Tip: For a general health check of your UCS environment, Cisco TAC does not provide this service. Cisco's CX Customer Delivery Team (formerly known as Advanced Services) does have a bug scrub/risk analysis it offers. If you require this type of service, contact your Sales/Account Team.
CLI Commands
SSH to both Fabric Interconnects:
# show cluster extended-state, verify HA status is ready.
# connect local-mgmt ; # show pmon state, Verify the services are in running status.
# connect nxos ; # show system internal flash, Verify free size in /var/sysmgr and /var/tmp
# connect nxos ; # show module, verify HW revision number for 6296 fabric interconnects.

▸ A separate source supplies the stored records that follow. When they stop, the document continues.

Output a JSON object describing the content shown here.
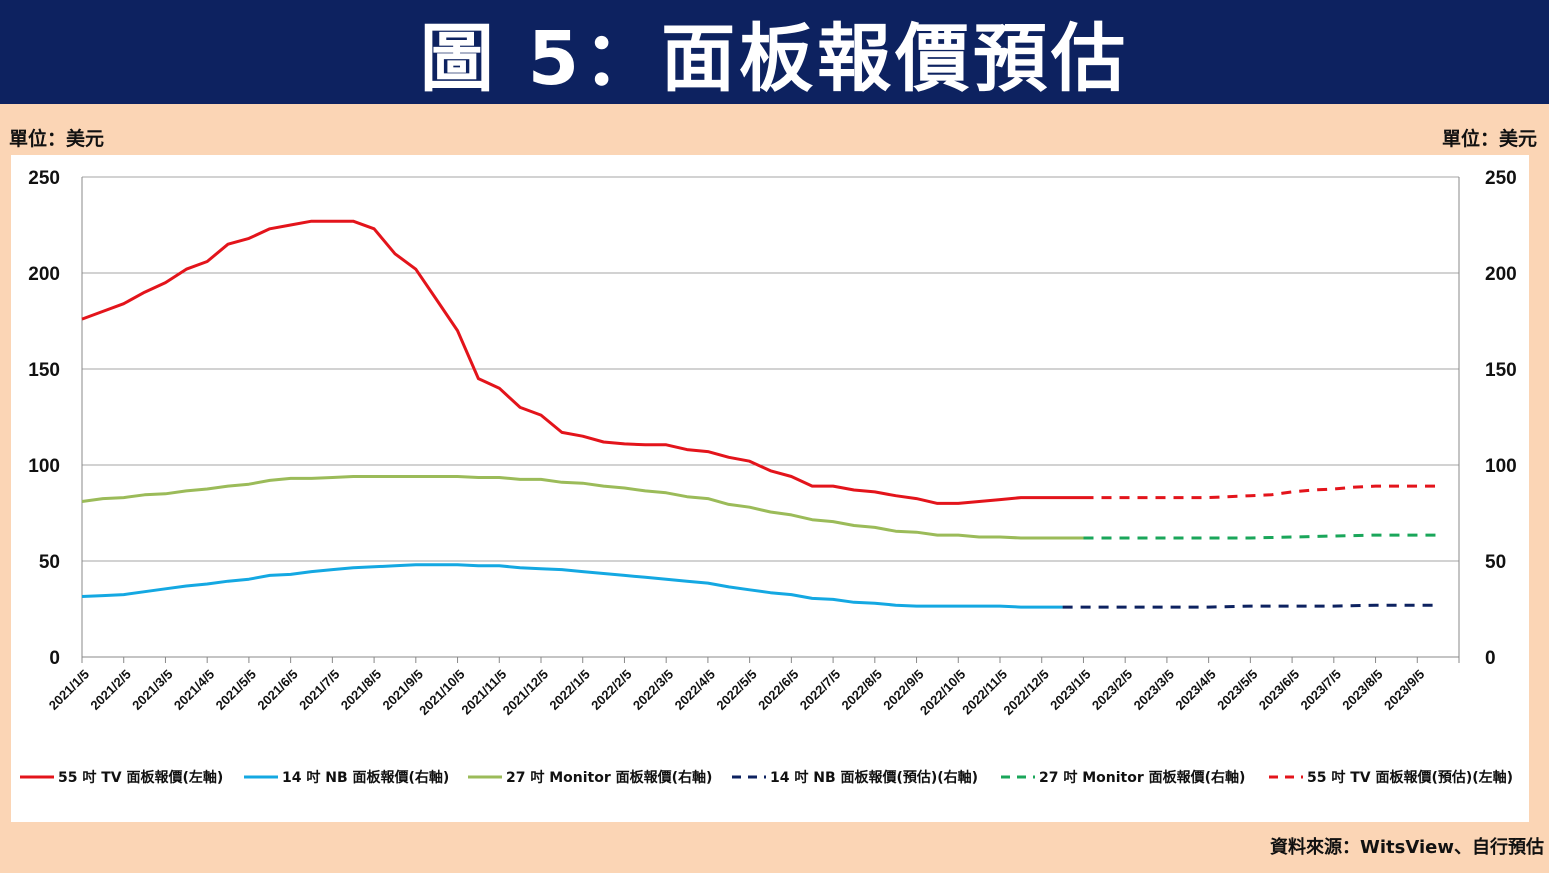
{
  "title": "圖 5：面板報價預估",
  "unit_left": "單位：美元",
  "unit_right": "單位：美元",
  "source": "資料來源：WitsView、自行預估",
  "chart_data": {
    "type": "line",
    "ylim": [
      0,
      250
    ],
    "y_ticks": [
      0,
      50,
      100,
      150,
      200,
      250
    ],
    "y2lim": [
      0,
      250
    ],
    "grid": true,
    "legend_position": "bottom",
    "x_labels": [
      "2021/1/5",
      "2021/2/5",
      "2021/3/5",
      "2021/4/5",
      "2021/5/5",
      "2021/6/5",
      "2021/7/5",
      "2021/8/5",
      "2021/9/5",
      "2021/10/5",
      "2021/11/5",
      "2021/12/5",
      "2022/1/5",
      "2022/2/5",
      "2022/3/5",
      "2022/4/5",
      "2022/5/5",
      "2022/6/5",
      "2022/7/5",
      "2022/8/5",
      "2022/9/5",
      "2022/10/5",
      "2022/11/5",
      "2022/12/5",
      "2023/1/5",
      "2023/2/5",
      "2023/3/5",
      "2023/4/5",
      "2023/5/5",
      "2023/6/5",
      "2023/7/5",
      "2023/8/5",
      "2023/9/5"
    ],
    "series": [
      {
        "name": "55 吋 TV 面板報價(左軸)",
        "color": "#e3141b",
        "dash": false,
        "axis": "left",
        "x": [
          0,
          0.5,
          1,
          1.5,
          2,
          2.5,
          3,
          3.5,
          4,
          4.5,
          5,
          5.5,
          6,
          6.5,
          7,
          7.5,
          8,
          8.5,
          9,
          9.5,
          10,
          10.5,
          11,
          11.5,
          12,
          12.5,
          13,
          13.5,
          14,
          14.5,
          15,
          15.5,
          16,
          16.5,
          17,
          17.5,
          18,
          18.5,
          19,
          19.5,
          20,
          20.5,
          21,
          21.5,
          22,
          22.5,
          23,
          23.5,
          24
        ],
        "values": [
          176,
          180,
          184,
          190,
          195,
          202,
          206,
          215,
          218,
          223,
          225,
          227,
          227,
          227,
          223,
          210,
          202,
          186,
          170,
          145,
          140,
          130,
          126,
          117,
          115,
          112,
          111,
          110.5,
          110.5,
          108,
          107,
          104,
          102,
          97,
          94,
          89,
          89,
          87,
          86,
          84,
          82.5,
          80,
          80,
          81,
          82,
          83,
          83,
          83,
          83
        ]
      },
      {
        "name": "14 吋 NB 面板報價(右軸)",
        "color": "#14a8e2",
        "dash": false,
        "axis": "right",
        "x": [
          0,
          0.5,
          1,
          1.5,
          2,
          2.5,
          3,
          3.5,
          4,
          4.5,
          5,
          5.5,
          6,
          6.5,
          7,
          7.5,
          8,
          8.5,
          9,
          9.5,
          10,
          10.5,
          11,
          11.5,
          12,
          12.5,
          13,
          13.5,
          14,
          14.5,
          15,
          15.5,
          16,
          16.5,
          17,
          17.5,
          18,
          18.5,
          19,
          19.5,
          20,
          20.5,
          21,
          21.5,
          22,
          22.5,
          23,
          23.5
        ],
        "values": [
          31.5,
          32,
          32.5,
          34,
          35.5,
          37,
          38,
          39.5,
          40.5,
          42.5,
          43,
          44.5,
          45.5,
          46.5,
          47,
          47.5,
          48,
          48,
          48,
          47.5,
          47.5,
          46.5,
          46,
          45.5,
          44.5,
          43.5,
          42.5,
          41.5,
          40.5,
          39.5,
          38.5,
          36.5,
          35,
          33.5,
          32.5,
          30.5,
          30,
          28.5,
          28,
          27,
          26.5,
          26.5,
          26.5,
          26.5,
          26.5,
          26,
          26,
          26
        ]
      },
      {
        "name": "27 吋 Monitor 面板報價(右軸)",
        "color": "#9bbb59",
        "dash": false,
        "axis": "right",
        "x": [
          0,
          0.5,
          1,
          1.5,
          2,
          2.5,
          3,
          3.5,
          4,
          4.5,
          5,
          5.5,
          6,
          6.5,
          7,
          7.5,
          8,
          8.5,
          9,
          9.5,
          10,
          10.5,
          11,
          11.5,
          12,
          12.5,
          13,
          13.5,
          14,
          14.5,
          15,
          15.5,
          16,
          16.5,
          17,
          17.5,
          18,
          18.5,
          19,
          19.5,
          20,
          20.5,
          21,
          21.5,
          22,
          22.5,
          23,
          23.5,
          24
        ],
        "values": [
          81,
          82.5,
          83,
          84.5,
          85,
          86.5,
          87.5,
          89,
          90,
          92,
          93,
          93,
          93.5,
          94,
          94,
          94,
          94,
          94,
          94,
          93.5,
          93.5,
          92.5,
          92.5,
          91,
          90.5,
          89,
          88,
          86.5,
          85.5,
          83.5,
          82.5,
          79.5,
          78,
          75.5,
          74,
          71.5,
          70.5,
          68.5,
          67.5,
          65.5,
          65,
          63.5,
          63.5,
          62.5,
          62.5,
          62,
          62,
          62,
          62
        ]
      },
      {
        "name": "14 吋 NB 面板報價(預估)(右軸)",
        "color": "#0d2260",
        "dash": true,
        "axis": "right",
        "x": [
          23.5,
          24,
          25,
          26,
          27,
          28,
          29,
          30,
          31,
          32,
          32.5
        ],
        "values": [
          26,
          26,
          26,
          26,
          26,
          26.5,
          26.5,
          26.5,
          27,
          27,
          27
        ]
      },
      {
        "name": "27 吋 Monitor 面板報價(右軸)",
        "color": "#1aa65a",
        "dash": true,
        "axis": "right",
        "x": [
          24,
          25,
          26,
          27,
          28,
          29,
          30,
          31,
          32,
          32.5
        ],
        "values": [
          62,
          62,
          62,
          62,
          62,
          62.5,
          63,
          63.5,
          63.5,
          63.5
        ]
      },
      {
        "name": "55 吋 TV 面板報價(預估)(左軸)",
        "color": "#e3141b",
        "dash": true,
        "axis": "left",
        "x": [
          24,
          25,
          26,
          27,
          28,
          28.5,
          29,
          29.5,
          30,
          30.5,
          31,
          31.5,
          32,
          32.5
        ],
        "values": [
          83,
          83,
          83,
          83,
          84,
          84.5,
          86,
          87,
          87.5,
          88.5,
          89,
          89,
          89,
          89
        ]
      }
    ]
  }
}
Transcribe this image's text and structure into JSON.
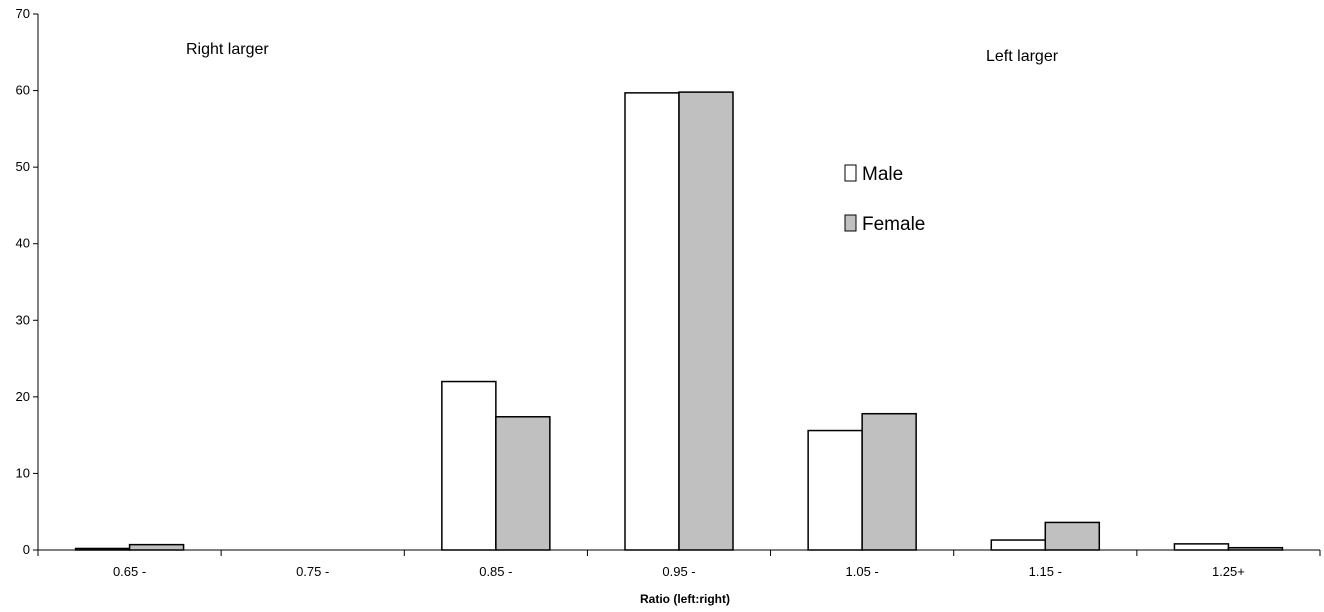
{
  "chart_data": {
    "type": "bar",
    "title": "",
    "xlabel": "Ratio (left:right)",
    "ylabel": "",
    "ylim": [
      0,
      70
    ],
    "yticks": [
      0,
      10,
      20,
      30,
      40,
      50,
      60,
      70
    ],
    "grid": false,
    "categories": [
      "0.65 -",
      "0.75 -",
      "0.85 -",
      "0.95 -",
      "1.05 -",
      "1.15 -",
      "1.25+"
    ],
    "series": [
      {
        "name": "Male",
        "color": "#ffffff",
        "values": [
          0.2,
          0,
          22.0,
          59.7,
          15.6,
          1.3,
          0.8
        ]
      },
      {
        "name": "Female",
        "color": "#c0c0c0",
        "values": [
          0.7,
          0,
          17.4,
          59.8,
          17.8,
          3.6,
          0.3
        ]
      }
    ],
    "annotations": [
      "Right larger",
      "Left larger"
    ],
    "legend": {
      "placement": "center-right"
    }
  }
}
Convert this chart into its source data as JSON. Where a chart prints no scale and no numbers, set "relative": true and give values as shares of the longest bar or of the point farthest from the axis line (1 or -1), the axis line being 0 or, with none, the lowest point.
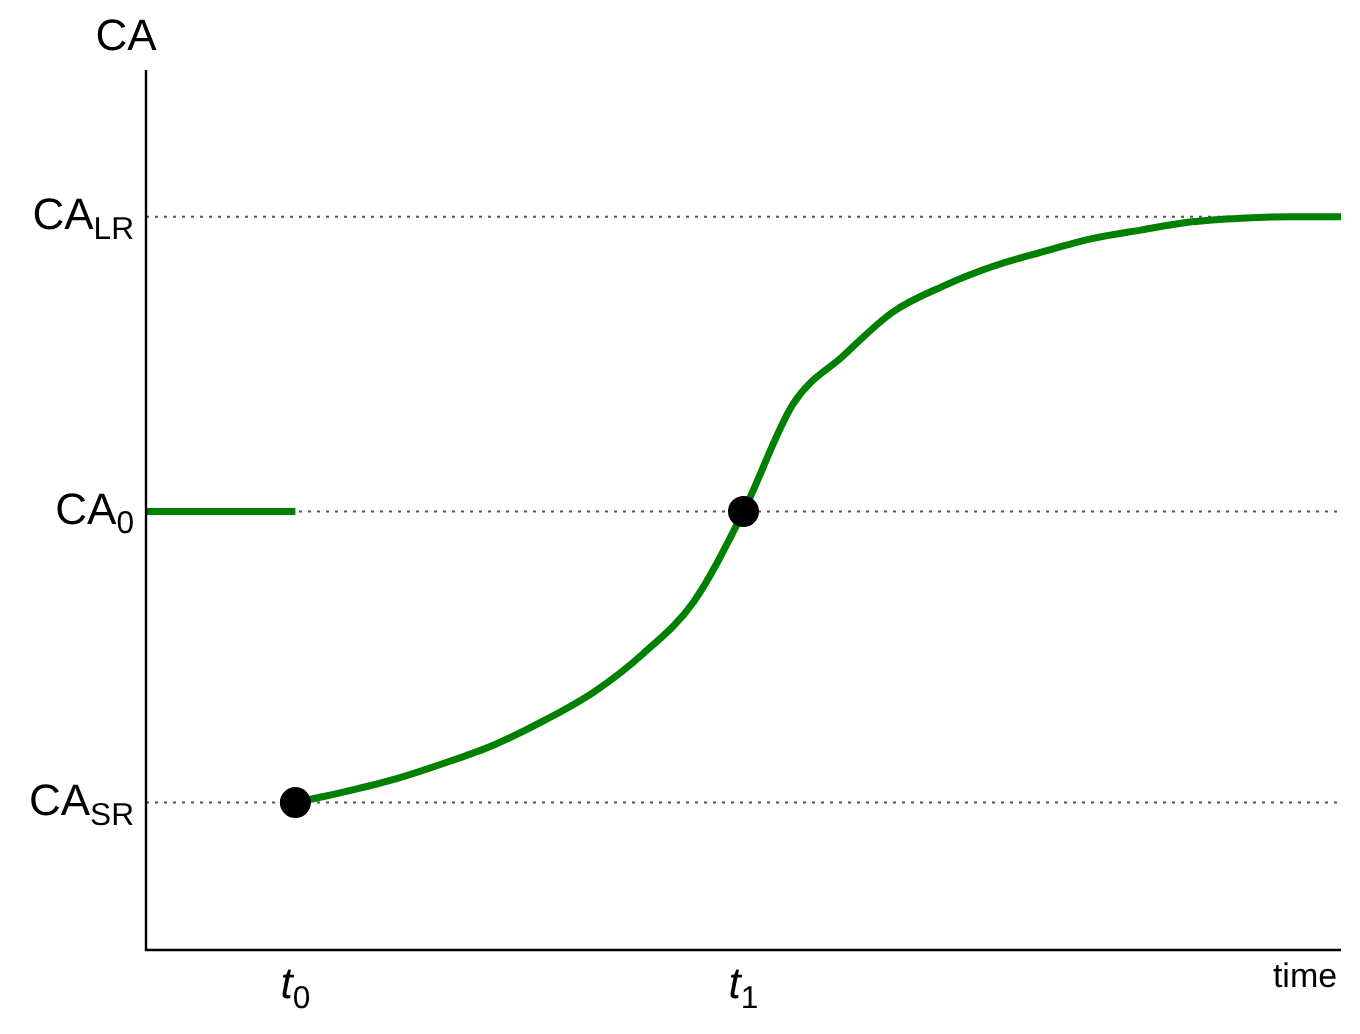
{
  "chart_data": {
    "type": "line",
    "relative": true,
    "ylabel": "CA",
    "xlabel": "time",
    "categories": [
      null,
      null,
      null,
      "t$_{0}$",
      null,
      null,
      null,
      null,
      null,
      null,
      null,
      null,
      "t$_{1}$",
      null,
      null,
      null,
      null,
      null,
      null,
      null,
      null,
      null,
      null,
      null,
      null
    ],
    "ref_lines": [
      {
        "axis": "y",
        "value": 1.0,
        "label": "CA$_{LR}$",
        "color": "#555555",
        "line_style": "dotted"
      },
      {
        "axis": "y",
        "value": 0.598,
        "label": "CA$_{0}$",
        "color": "#555555",
        "line_style": "dotted"
      },
      {
        "axis": "y",
        "value": 0.201,
        "label": "CA$_{SR}$",
        "color": "#555555",
        "line_style": "dotted"
      }
    ],
    "legend": false,
    "grid": false,
    "series": [
      {
        "color": "#008000",
        "marker": "none",
        "values": [
          0.598,
          0.598,
          0.598,
          0.598,
          null,
          null,
          null,
          null,
          null,
          null,
          null,
          null,
          null,
          null,
          null,
          null,
          null,
          null,
          null,
          null,
          null,
          null,
          null,
          null,
          null
        ]
      },
      {
        "color": "#008000",
        "marker": "none",
        "values": [
          null,
          null,
          null,
          0.201,
          0.216,
          0.233,
          0.255,
          0.28,
          0.313,
          0.352,
          0.405,
          0.475,
          0.598,
          0.745,
          0.81,
          0.87,
          0.905,
          0.932,
          0.952,
          0.97,
          0.982,
          0.993,
          0.998,
          1.0,
          1.0
        ]
      },
      {
        "type": "scatter",
        "color": "#000000",
        "marker": "circle",
        "x": [
          "t$_{0}$",
          "t$_{1}$"
        ],
        "values": [
          0.201,
          0.598
        ]
      }
    ]
  }
}
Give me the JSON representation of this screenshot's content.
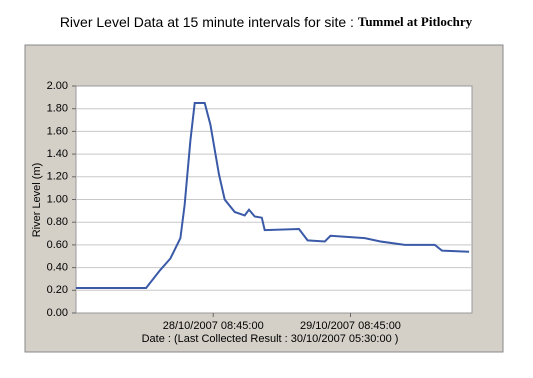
{
  "chart_data": {
    "type": "line",
    "title": "River Level Data at 15 minute intervals for site : ",
    "site": "Tummel at Pitlochry",
    "y_label": "River Level (m)",
    "x_label": "Date : (Last Collected Result : 30/10/2007 05:30:00 )",
    "x": [
      "27/10/2007 08:45:00",
      "27/10/2007 21:00:00",
      "27/10/2007 23:30:00",
      "28/10/2007 01:15:00",
      "28/10/2007 03:00:00",
      "28/10/2007 03:45:00",
      "28/10/2007 04:45:00",
      "28/10/2007 05:30:00",
      "28/10/2007 07:15:00",
      "28/10/2007 08:15:00",
      "28/10/2007 09:45:00",
      "28/10/2007 10:45:00",
      "28/10/2007 12:30:00",
      "28/10/2007 14:15:00",
      "28/10/2007 15:00:00",
      "28/10/2007 16:00:00",
      "28/10/2007 17:15:00",
      "28/10/2007 17:45:00",
      "28/10/2007 23:45:00",
      "29/10/2007 01:15:00",
      "29/10/2007 04:15:00",
      "29/10/2007 05:15:00",
      "29/10/2007 11:15:00",
      "29/10/2007 14:00:00",
      "29/10/2007 18:15:00",
      "29/10/2007 23:30:00",
      "30/10/2007 00:45:00",
      "30/10/2007 05:30:00"
    ],
    "series": [
      {
        "name": "River Level",
        "color": "#3a5aa8",
        "values": [
          0.22,
          0.22,
          0.38,
          0.48,
          0.66,
          0.95,
          1.52,
          1.85,
          1.85,
          1.66,
          1.22,
          1.0,
          0.89,
          0.86,
          0.91,
          0.85,
          0.84,
          0.73,
          0.74,
          0.64,
          0.63,
          0.68,
          0.66,
          0.63,
          0.6,
          0.6,
          0.55,
          0.54
        ]
      }
    ],
    "xlim": [
      "27/10/2007 08:45:00",
      "30/10/2007 06:00:00"
    ],
    "xticks": [
      "28/10/2007 08:45:00",
      "29/10/2007 08:45:00"
    ],
    "ylim": [
      0,
      2
    ],
    "yticks": [
      {
        "value": 0,
        "label": "0.00"
      },
      {
        "value": 0.2,
        "label": "0.20"
      },
      {
        "value": 0.4,
        "label": "0.40"
      },
      {
        "value": 0.6,
        "label": "0.60"
      },
      {
        "value": 0.8,
        "label": "0.80"
      },
      {
        "value": 1,
        "label": "1.00"
      },
      {
        "value": 1.2,
        "label": "1.20"
      },
      {
        "value": 1.4,
        "label": "1.40"
      },
      {
        "value": 1.6,
        "label": "1.60"
      },
      {
        "value": 1.8,
        "label": "1.80"
      },
      {
        "value": 2,
        "label": "2.00"
      }
    ],
    "grid": true
  }
}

# show fault detail | include F1219, verify this fault code for bootflash corruption
# show iom health status, displays health of IOM
# show server status, verify the status of server.
# scope monitoring; # scope sysdebug; # show cores , verify if there are any core files.
# scope security; # scope keyring default; #show detail, verify details for default keyring, expiry etc.
# connect nxos; # show int br | grep -v down | wc –l, verify the number of active Ethernet interfaces.
# scope security; # show authentication, review the authentication type.
# connect nxos; # show flogi database, review the flogi database.